Error when train the base model

yangzhch6 opened this issue 5 years ago · 5 comments

When I train the base model (no finetuning on dense annotations), I got the following error, the model checkpoints are downloaded using your scripts.

Traceback (most recent call last):
File "train.py", line 292, in
pretrained_dict = torch.load(params['start_path'])
File "/home/visdial-bert/anaconda3/envs/visdial-bert/lib/python3.6/site-packages/torch/serialization.py", line 426, in load
return _load(f, map_location, pickle_module, **pickle_load_args)
File "/home/visdial-bert/anaconda3/envs/visdial-bert/lib/python3.6/site-packages/torch/serialization.py", line 613, in _load
result = unpickler.load()
File "/home/visdial-bert/anaconda3/envs/visdial-bert/lib/python3.6/site-packages/torch/_utils.py", line 135, in _rebuild_tensor_v2
tensor = _rebuild_tensor(storage, storage_offset, size, stride)
File "/home/visdial-bert/anaconda3/envs/visdial-bert/lib/python3.6/site-packages/torch/_utils.py", line 130, in _rebuild_tensor
t = torch.tensor([], dtype=storage.dtype, device=storage.device)
AttributeError: 'tuple' object has no attribute 'dtype'

Have you meet this bug? I would be appreciate if you can help me.

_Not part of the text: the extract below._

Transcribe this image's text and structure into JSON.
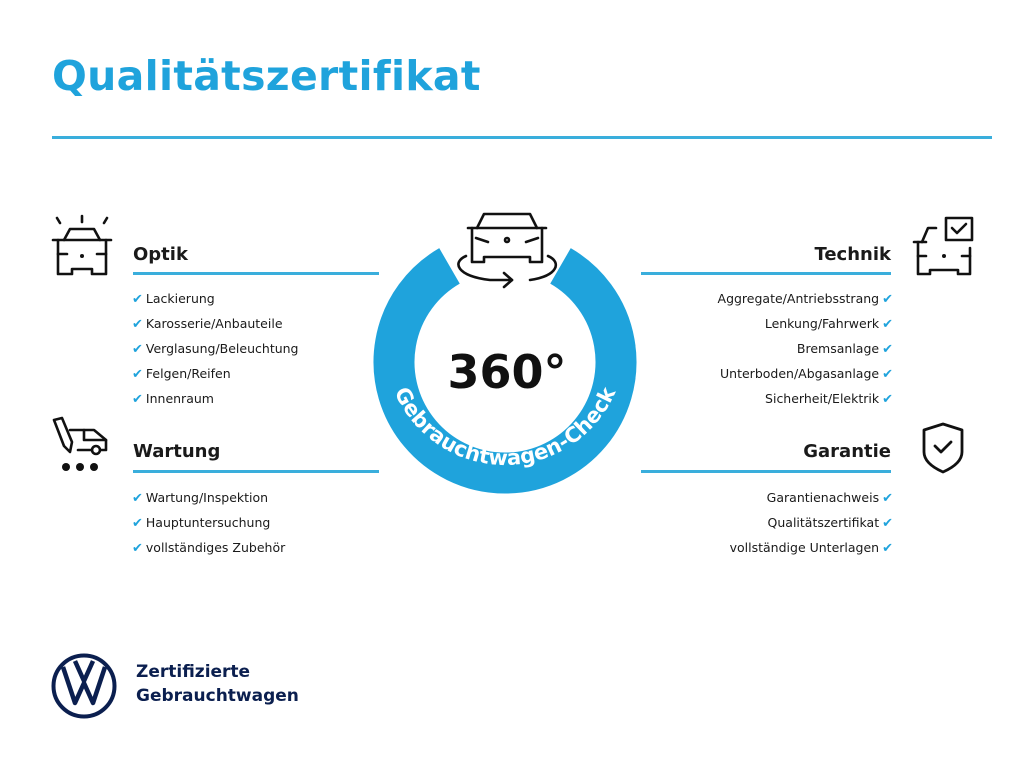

Answer 1 · 2019-12-20T07:25:47.000Z

Was wondering if you created the anaconda environment with the newer version of the env.yml file?

Answer 2 · 2019-12-20T07:28:19.000Z

Thank you for your response. I have already created the newer version anaconda environment.

Answer 3 · 2019-12-20T07:32:13.000Z

I unfortunately have never seen this issue before. Will get back to you on this.

Answer 4 · 2019-12-21T17:38:53.000Z

Thank you, after redownload your model, the code works now.
But I still have some confusion. The -batch_size in your parameters seems to be unused, and the batch size of your dataloader is fixed as 1. This should be the reason for the memory limit. If I understand you correctly, the parameter -batch_multiply can be treated as batch size now.

Answer 5 · 2020-01-01T18:47:27.000Z

Batch size parameter is being used. The batch_multiply param is not the batch size. The effective batch size is still batch size x batch_multiply.